Certains documentaires se laissent regarder sans difficulté. Quand on apprend l’histoire de Rachel Corrie, jeune américaine partie supportée la population de Gaza en 2003, on en ressort le souffle coupé. Surtout que Rachel y a laissé sa vie, sous les chenilles d’un bulldozer israélien. Accident sans doute, mais intentionnel? On ne le saura jamais, et c’est là toute l’intelligence de ce film qui vient offrir un éclairage plus humble sur un conflit des plus complexes, tout en offrant une certaine vérité à un auditoire loin du sifflement des balles et des obus.
2003, ça n’est pas si loin, et Simone Bitton nous raconte une nouvelle histoire dans les méandres du conflit israelo-palestinien. Une guerre qu’elle connaît bien pour en avoir fait le sujet de ses films depuis plus de dix ans, toujours en restant en marge des combats pour se concentrer les conséquences ou les dérives des deux camps.

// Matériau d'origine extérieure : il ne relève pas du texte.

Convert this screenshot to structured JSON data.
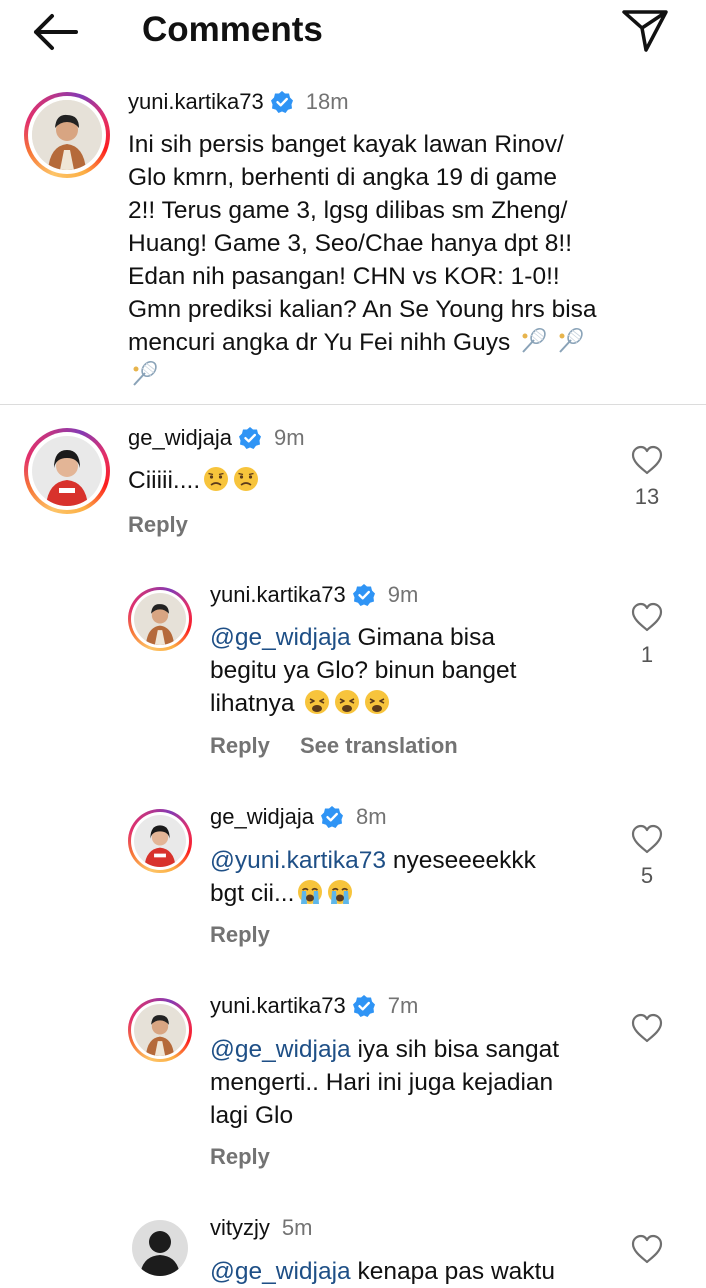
{
  "header": {
    "title": "Comments"
  },
  "caption": {
    "username": "yuni.kartika73",
    "time": "18m",
    "lines": [
      "Ini sih persis banget kayak lawan Rinov/",
      "Glo kmrn, berhenti di angka 19 di game",
      "2!! Terus game 3, lgsg dilibas sm Zheng/",
      "Huang! Game 3, Seo/Chae hanya dpt 8!!",
      "Edan nih pasangan! CHN vs KOR: 1-0!!",
      "Gmn prediksi kalian? An Se Young hrs bisa",
      "mencuri angka dr Yu Fei nihh Guys"
    ]
  },
  "comments": [
    {
      "username": "ge_widjaja",
      "time": "9m",
      "text": "Ciiiii....",
      "reply": "Reply",
      "likes": "13"
    },
    {
      "username": "yuni.kartika73",
      "time": "9m",
      "mention": "@ge_widjaja",
      "line1": " Gimana bisa",
      "line2": "begitu ya Glo? binun banget",
      "line3": "lihatnya",
      "reply": "Reply",
      "see_translation": "See translation",
      "likes": "1"
    },
    {
      "username": "ge_widjaja",
      "time": "8m",
      "mention": "@yuni.kartika73",
      "line1": " nyeseeeekkk",
      "line2": "bgt cii...",
      "reply": "Reply",
      "likes": "5"
    },
    {
      "username": "yuni.kartika73",
      "time": "7m",
      "mention": "@ge_widjaja",
      "line1": " iya sih bisa sangat",
      "line2": "mengerti.. Hari ini juga kejadian",
      "line3": "lagi Glo",
      "reply": "Reply"
    },
    {
      "username": "vityzjy",
      "time": "5m",
      "mention": "@ge_widjaja",
      "line1": " kenapa pas waktu"
    }
  ],
  "icons": {
    "back": "arrow-left-icon",
    "share": "paper-plane-icon",
    "verified": "verified-badge-icon",
    "heart": "heart-outline-icon",
    "badminton": "badminton-racket-icon",
    "emoji_sad": "sad-face-emoji",
    "emoji_weary": "weary-face-emoji",
    "emoji_crying": "crying-face-emoji"
  },
  "colors": {
    "verified": "#2f94f5",
    "mention": "#1e4f86",
    "muted": "#737373"
  }
}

On se base évidemment plus ici sur la politique israélienne de vouloir creuser une véritable séparation avec le camp adverse, sans tenir compte des familles innocentes, de leurs maisons et donc des volontaires internationaux venus les soutenir. Voici une vérité irréfutable, celle de la destruction de culture et immeubles sans réelles raisons au nom d’une sécurité bien mystérieuse. Ironiquement réaliste, le film n’épargne rien, de la naïveté de ses jeunes gens d’Angleterre, Ecosse, Etats Unis ou ailleurs venus se planter devant les chars et pelleteuses de plusieurs dizaines de tonnes, à une organisation les entraînant à une lutte pacifique mais relativement inutile, aux combattants d’Israel aveuglés par des chaînes de commandement anonymes, des enquêtes inutiles et corrompus à la base (saccage de la scène de l’incident, retrait des indices..), d’une volonté d’Israël d’éradiquer les Palestiniens dans un rayon d’un kilomètre autour d’un mur de sécurité, la famille de Rachel aux Etats-Unis lisant ces courriers frappés d’une vérité absolue.. On ne verra pas l’ombre d’un terroriste ici (heureusement pour les journalistes), mais des populations en drame, des enfants jouant à l’ombre des chars, des familles terrorisées par le tir incessant des balles, jour et nuit. Un triste constat pour un bilan toujours identique ; ce conflit n’est pas prêt de se terminer avec deux armées l’une face à l’autre.
Dans tout ça, on en retire quand même plus un reportage qu’un réel film. Si ce n’est la durée (1h40), « Rachel » se rapproche d’un vrai travail journalistique dans la forme et le fond, laissant la réflexion à son spectateur, sur fond d’interviews, d’extraits d’archives et éléments d’actualité. Une vraie mine d’or, retrouvant même des vidéos de l’armée israëlienne (entretenant cette fois le doute sur l’incident version israëlienne..) et offrant un mélange bien dosé entre émotion et vérité. Un travail qui mérite donc d’être amplement communiqué, que ce soit sur grand ou petit écran.